Democratic Sens. Ron Wyden of Oregon and Patty Murray of Washington sent a letter to the Health and Human Services, Treasury and Labor departments to step up enforcement of the law’s contraception provisions.
“We ask that you issue additional, comprehensive guidance regarding insurers’ responsibilities for contraceptive coverage and that you take swift enforcement action against insurers who fail to comply with those responsibilities,” the lawmakers wrote.
Wyden chairs the Senate Finance Committee and Murray heads up the Senate Health, Education, Labor and Pensions Committee.

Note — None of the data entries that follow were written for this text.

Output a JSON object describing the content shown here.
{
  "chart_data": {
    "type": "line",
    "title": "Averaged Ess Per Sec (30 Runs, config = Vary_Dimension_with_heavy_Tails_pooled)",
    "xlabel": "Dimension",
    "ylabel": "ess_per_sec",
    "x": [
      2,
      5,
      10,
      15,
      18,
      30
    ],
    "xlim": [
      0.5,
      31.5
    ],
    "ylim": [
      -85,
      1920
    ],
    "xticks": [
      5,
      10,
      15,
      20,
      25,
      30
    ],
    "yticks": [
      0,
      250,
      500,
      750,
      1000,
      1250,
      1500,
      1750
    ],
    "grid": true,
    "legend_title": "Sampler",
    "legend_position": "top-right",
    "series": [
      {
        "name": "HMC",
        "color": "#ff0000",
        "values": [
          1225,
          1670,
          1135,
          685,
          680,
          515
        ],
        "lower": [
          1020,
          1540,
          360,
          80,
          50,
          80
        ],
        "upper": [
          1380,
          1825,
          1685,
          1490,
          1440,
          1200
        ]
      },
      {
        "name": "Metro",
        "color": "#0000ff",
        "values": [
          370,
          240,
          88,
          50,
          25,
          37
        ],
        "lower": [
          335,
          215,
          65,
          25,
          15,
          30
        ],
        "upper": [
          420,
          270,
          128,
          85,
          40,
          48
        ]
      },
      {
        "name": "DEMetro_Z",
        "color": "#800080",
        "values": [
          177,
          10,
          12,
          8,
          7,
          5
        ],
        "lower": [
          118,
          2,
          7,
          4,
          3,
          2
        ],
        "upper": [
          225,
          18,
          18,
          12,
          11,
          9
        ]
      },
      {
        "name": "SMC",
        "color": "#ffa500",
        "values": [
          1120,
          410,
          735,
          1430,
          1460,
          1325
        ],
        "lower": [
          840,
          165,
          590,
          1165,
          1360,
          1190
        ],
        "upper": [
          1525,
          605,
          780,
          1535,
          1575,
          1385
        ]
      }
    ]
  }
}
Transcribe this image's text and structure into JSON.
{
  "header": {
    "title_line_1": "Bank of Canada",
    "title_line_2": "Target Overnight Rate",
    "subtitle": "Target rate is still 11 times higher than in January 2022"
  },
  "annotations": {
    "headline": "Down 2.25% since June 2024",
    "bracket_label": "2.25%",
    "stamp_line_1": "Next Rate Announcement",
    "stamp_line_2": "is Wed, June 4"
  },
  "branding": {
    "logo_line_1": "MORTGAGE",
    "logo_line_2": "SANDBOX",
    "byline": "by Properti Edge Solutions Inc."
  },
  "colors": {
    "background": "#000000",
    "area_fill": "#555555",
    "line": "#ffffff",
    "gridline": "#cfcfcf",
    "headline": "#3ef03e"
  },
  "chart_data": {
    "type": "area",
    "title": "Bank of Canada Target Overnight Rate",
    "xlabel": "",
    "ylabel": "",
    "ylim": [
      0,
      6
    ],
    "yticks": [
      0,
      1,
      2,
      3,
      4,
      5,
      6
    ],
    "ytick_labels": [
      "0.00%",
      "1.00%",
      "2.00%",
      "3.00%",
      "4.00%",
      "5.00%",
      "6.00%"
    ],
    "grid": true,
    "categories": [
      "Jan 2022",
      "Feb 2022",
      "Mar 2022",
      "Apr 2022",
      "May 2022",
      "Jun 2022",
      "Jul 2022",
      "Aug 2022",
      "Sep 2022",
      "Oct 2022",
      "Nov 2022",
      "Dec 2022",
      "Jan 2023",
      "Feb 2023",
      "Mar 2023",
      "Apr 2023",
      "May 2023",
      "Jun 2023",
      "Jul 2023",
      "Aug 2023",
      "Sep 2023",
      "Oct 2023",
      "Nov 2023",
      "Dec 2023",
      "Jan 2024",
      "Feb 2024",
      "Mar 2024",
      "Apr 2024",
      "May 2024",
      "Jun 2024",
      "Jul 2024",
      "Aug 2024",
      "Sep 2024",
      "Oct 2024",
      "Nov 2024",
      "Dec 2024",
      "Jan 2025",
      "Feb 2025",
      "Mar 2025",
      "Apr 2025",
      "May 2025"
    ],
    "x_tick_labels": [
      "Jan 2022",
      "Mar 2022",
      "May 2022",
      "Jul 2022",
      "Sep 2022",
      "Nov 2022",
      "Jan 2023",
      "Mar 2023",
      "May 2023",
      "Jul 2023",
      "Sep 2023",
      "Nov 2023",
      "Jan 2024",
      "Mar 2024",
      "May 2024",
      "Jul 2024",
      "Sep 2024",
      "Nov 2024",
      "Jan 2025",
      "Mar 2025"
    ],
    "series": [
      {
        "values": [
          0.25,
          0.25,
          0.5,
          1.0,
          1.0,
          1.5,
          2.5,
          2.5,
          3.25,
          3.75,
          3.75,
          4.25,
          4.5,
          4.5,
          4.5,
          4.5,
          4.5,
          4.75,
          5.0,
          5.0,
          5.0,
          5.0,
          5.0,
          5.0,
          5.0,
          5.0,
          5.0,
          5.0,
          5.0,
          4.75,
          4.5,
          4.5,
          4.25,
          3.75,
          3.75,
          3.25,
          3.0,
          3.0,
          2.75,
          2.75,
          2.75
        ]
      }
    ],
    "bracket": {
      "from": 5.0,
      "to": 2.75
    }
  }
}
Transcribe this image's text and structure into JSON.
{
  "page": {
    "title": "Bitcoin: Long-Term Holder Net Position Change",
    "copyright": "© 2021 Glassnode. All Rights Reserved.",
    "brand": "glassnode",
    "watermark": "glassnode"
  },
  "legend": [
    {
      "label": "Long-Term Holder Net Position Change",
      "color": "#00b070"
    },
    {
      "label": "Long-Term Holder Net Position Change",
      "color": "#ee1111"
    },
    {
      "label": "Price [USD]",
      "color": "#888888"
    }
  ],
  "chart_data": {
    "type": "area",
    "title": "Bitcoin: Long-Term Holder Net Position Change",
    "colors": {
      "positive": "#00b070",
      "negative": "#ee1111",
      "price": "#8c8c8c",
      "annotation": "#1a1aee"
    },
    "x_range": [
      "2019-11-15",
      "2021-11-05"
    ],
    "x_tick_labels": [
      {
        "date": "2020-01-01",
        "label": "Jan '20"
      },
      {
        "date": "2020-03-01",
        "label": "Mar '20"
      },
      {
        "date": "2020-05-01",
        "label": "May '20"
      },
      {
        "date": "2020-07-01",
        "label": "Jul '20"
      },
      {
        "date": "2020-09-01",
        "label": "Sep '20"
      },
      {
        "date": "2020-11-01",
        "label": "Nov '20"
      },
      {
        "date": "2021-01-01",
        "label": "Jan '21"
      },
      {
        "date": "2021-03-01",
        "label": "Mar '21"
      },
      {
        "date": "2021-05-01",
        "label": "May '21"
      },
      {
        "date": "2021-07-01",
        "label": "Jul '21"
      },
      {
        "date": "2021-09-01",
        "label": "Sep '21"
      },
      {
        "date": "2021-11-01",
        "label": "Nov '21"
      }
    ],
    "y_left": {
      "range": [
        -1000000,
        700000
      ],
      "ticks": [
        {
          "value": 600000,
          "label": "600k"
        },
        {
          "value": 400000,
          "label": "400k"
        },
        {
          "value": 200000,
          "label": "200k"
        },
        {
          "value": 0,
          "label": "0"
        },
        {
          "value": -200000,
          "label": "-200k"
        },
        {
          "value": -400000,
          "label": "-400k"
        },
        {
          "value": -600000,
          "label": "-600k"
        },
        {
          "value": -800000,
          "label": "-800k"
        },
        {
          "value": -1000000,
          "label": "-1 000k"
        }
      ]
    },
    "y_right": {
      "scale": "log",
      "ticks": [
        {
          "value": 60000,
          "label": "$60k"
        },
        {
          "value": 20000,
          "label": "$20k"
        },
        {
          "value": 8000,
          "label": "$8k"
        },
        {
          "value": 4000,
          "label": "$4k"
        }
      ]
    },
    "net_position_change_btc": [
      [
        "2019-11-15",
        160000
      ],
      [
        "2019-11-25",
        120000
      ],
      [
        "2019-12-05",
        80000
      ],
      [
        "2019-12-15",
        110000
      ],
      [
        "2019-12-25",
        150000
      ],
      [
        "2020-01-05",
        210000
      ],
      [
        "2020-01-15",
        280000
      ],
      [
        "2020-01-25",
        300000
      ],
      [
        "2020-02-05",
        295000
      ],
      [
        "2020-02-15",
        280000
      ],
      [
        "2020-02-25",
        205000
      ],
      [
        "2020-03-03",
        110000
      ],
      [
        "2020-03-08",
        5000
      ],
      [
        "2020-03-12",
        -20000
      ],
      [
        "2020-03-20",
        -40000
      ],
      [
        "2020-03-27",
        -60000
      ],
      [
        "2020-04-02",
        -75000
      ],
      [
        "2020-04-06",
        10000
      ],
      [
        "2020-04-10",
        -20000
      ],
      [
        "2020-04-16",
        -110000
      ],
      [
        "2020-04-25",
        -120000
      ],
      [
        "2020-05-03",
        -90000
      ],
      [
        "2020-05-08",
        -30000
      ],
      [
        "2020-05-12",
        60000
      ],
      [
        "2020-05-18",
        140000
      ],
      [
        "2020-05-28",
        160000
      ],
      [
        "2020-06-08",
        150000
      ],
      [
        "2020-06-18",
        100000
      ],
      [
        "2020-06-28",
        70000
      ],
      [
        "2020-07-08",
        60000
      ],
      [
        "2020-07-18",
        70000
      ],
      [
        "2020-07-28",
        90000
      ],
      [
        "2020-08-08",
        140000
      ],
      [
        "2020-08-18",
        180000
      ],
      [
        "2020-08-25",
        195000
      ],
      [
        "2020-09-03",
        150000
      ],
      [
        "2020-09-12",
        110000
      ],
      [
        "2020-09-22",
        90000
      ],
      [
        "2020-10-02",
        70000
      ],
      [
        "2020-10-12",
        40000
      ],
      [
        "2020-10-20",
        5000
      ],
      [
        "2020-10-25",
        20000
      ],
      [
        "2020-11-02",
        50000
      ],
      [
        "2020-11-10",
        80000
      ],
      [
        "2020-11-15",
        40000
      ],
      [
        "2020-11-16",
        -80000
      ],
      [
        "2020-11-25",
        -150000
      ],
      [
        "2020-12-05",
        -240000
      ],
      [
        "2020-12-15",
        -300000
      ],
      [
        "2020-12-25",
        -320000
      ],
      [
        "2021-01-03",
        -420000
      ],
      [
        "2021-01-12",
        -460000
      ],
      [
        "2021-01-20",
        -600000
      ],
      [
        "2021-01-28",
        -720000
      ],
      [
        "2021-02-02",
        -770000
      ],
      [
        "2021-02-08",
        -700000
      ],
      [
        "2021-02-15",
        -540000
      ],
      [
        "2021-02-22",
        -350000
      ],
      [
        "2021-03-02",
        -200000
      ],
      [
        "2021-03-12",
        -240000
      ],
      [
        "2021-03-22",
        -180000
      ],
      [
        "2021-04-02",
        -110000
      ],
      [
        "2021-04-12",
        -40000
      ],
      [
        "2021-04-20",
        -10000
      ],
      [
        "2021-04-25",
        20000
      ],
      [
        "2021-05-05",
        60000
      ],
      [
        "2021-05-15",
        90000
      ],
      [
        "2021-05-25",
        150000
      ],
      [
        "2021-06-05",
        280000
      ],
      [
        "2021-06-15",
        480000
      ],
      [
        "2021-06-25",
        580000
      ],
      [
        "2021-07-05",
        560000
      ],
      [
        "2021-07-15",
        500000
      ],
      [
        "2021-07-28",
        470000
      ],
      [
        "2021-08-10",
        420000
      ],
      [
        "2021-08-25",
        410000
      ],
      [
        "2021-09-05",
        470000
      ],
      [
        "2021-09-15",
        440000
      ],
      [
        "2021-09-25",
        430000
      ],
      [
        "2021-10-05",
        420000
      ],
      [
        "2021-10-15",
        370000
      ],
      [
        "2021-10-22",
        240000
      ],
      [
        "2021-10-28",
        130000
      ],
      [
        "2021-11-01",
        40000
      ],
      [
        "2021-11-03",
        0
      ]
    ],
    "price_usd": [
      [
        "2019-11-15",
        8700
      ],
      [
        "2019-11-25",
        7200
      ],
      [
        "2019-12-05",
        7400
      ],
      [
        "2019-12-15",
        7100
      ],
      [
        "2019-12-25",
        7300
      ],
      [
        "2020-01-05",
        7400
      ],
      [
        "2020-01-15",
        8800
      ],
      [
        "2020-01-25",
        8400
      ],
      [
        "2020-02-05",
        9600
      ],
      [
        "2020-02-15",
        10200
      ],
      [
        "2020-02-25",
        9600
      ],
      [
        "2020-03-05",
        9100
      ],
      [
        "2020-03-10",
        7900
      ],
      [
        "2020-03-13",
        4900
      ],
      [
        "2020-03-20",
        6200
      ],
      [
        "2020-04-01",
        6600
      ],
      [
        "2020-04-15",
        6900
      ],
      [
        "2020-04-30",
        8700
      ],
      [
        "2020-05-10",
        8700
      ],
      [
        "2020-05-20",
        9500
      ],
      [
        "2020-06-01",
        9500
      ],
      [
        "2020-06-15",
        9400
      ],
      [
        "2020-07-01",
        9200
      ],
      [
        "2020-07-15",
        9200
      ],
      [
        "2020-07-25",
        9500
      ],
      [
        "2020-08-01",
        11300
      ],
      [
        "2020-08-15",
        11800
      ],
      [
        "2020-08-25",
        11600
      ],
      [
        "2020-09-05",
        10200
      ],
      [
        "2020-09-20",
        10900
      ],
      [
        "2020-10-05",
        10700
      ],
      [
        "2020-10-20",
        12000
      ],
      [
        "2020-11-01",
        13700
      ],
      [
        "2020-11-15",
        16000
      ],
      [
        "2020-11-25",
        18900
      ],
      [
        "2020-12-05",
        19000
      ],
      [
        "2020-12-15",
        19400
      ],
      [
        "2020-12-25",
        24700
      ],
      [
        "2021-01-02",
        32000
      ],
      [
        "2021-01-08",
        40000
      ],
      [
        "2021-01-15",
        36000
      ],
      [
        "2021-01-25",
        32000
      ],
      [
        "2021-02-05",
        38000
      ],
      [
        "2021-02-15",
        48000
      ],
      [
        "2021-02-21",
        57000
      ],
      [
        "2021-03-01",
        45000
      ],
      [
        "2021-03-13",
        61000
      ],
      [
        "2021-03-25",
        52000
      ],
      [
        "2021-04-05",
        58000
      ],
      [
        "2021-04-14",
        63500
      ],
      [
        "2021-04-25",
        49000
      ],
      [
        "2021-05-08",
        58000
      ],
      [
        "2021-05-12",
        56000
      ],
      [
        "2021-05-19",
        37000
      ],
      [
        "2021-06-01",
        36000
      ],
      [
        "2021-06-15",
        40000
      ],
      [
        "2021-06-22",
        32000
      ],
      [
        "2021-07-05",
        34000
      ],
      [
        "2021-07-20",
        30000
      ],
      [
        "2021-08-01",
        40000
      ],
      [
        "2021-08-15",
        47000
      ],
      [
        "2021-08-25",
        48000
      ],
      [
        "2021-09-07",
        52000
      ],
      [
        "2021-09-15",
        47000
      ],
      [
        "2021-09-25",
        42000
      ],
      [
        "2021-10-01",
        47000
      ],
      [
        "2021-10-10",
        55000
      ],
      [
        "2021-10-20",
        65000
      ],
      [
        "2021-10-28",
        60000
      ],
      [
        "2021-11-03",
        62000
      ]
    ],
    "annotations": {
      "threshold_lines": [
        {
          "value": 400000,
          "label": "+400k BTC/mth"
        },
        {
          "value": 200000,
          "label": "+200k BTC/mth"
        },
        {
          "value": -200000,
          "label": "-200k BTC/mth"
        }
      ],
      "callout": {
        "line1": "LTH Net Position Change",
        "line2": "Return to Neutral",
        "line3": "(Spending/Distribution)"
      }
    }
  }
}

Both lawmakers wrote that they have heard from patients and providers that some insurers are demanding “patients to show they have failed with as many as five different birth control options before the insurer will pay for the method of their choice,” the letter said.
The lawmakers have also heard of multiple reports of denials and unclear exemption processes that prompted concerns about “whether patients are actually getting coverage for birth control without cost-sharing as required by the ACA.”
The Obama administration issued guidance in 2015 that plans must have “easily accessible, transparent and sufficiently expedient exceptions process that is not duly burdensome on the individual or provider,” the letter said.
Insurers also must defer to the provider when determining whether birth control is medically necessary.
“The objective of this exceptions process is to prevent insurers from using cost control tools that prevent women from accessing their preferred method of birth control,” the letter said.